Environmental advocacy groups are not the only observers disappointed at the SEC’s final rules. Jason Britton is an adjunct professor of thematic investing at the College of Charleston School of Business and founder of Reflection Asset Management, a boutique wealth management firm specializing in thematic investing. He estimated that the exclusion of Scope 3 means that companies will be reporting only about 10% of emissions from their operations.
“Basically, their credit card receipts for gas and their utility bills. Nothing related to their product or service. So how much energy did Exxon use to pump and refine and transport the oil they took from the ground, but nothing about the burning of that oil. I’d say it’s like missing the forest for the trees, but I’m worried there won’t be any forest left.”
Though the final rules are considerably lighter than the SEC’s original proposal, complying with them will be a heavy lift for many organizations, especially for companies that have not previously gathered or disclosed ESG-related data, said Nancy Mentesana, executive director for the ESG practice of Labrador U.S., a communications firm focused on corporate disclosure documents.
“Public companies are already required to analyze the materiality of risks and their impacts, and many companies are already reporting their emissions, so for some this is only an incremental burden, whereas for others who aren’t as prepared, it will be a heavy burden. It largely depends on how mature the company is in their ESG journey.”
In addition to dropping the requirement that companies report their Scope 3 emissions, the rule also provides more time to file disclosures depending on filing status and content of the disclosure.
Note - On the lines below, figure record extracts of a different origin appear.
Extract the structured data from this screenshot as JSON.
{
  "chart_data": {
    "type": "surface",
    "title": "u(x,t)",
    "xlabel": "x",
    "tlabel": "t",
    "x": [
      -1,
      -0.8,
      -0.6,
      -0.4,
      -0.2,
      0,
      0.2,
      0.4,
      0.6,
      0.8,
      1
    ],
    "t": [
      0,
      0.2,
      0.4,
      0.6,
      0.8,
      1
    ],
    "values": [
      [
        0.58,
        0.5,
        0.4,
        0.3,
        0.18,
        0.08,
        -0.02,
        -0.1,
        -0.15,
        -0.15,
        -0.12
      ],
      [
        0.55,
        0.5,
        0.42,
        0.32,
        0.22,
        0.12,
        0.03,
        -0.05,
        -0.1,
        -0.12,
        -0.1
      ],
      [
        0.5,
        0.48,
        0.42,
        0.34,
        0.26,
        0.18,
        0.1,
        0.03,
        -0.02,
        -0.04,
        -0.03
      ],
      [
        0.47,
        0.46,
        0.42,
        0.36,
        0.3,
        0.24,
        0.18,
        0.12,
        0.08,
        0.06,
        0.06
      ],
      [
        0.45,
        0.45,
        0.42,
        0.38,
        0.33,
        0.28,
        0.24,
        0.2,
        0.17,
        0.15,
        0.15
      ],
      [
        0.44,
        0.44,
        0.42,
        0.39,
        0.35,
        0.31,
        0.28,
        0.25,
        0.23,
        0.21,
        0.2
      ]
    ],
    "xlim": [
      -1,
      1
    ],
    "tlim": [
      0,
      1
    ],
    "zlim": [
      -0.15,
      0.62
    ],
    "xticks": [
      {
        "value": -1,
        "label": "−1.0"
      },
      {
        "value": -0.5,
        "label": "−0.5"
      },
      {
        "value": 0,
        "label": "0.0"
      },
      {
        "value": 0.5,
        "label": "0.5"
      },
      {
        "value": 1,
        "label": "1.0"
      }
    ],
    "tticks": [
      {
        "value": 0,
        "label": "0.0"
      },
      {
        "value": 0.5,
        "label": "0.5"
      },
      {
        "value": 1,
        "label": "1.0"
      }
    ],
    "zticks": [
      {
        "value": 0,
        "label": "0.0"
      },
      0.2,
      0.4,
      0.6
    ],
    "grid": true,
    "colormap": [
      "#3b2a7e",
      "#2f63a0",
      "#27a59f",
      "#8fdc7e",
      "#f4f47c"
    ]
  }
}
Other modifications from the original proposal include:
- Adopting a less prescriptive approach to certain of the final rules, including, for example, the climate-related risk disclosure, board oversight disclosure, and risk management disclosure requirements.
- Qualifying the requirements to provide certain climate-related disclosures based on materiality, including, for example, disclosures regarding impacts of climate-related risks, use of scenario analysis and maintained internal carbon price.
- Eliminating the requirement to describe board members’ climate expertise.
- Eliminating the requirement for all registrants to disclose Scope 1 and Scope 2 emissions and instead requiring such disclosure only for large accelerated filers (LAFs) and accelerated filers (AFs), on a phased-in basis and only when those emissions are material and with the option to provide the disclosure on a delayed basis.
- Exempting smaller reporting companies (SRCs) and emerging growth companies (EGCs) from the Scope 1 and Scope 2 emissions disclosure requirement.
- Modifying the assurance requirement covering Scope 1 and Scope 2 emissions for AFs and LAFs by extending the reasonable assurance phase in period for LAFs and requiring only limited assurance for AFs.
- Removing the requirement to disclose the impact of severe weather events and other natural conditions and transition activities on each line item of a registrant’s consolidated financial statements.
- Focusing the required disclosure of financial statement effects on capitalized costs, expenditures expensed, charges and losses incurred as a result of severe weather events and other natural conditions in the notes to the financial statements.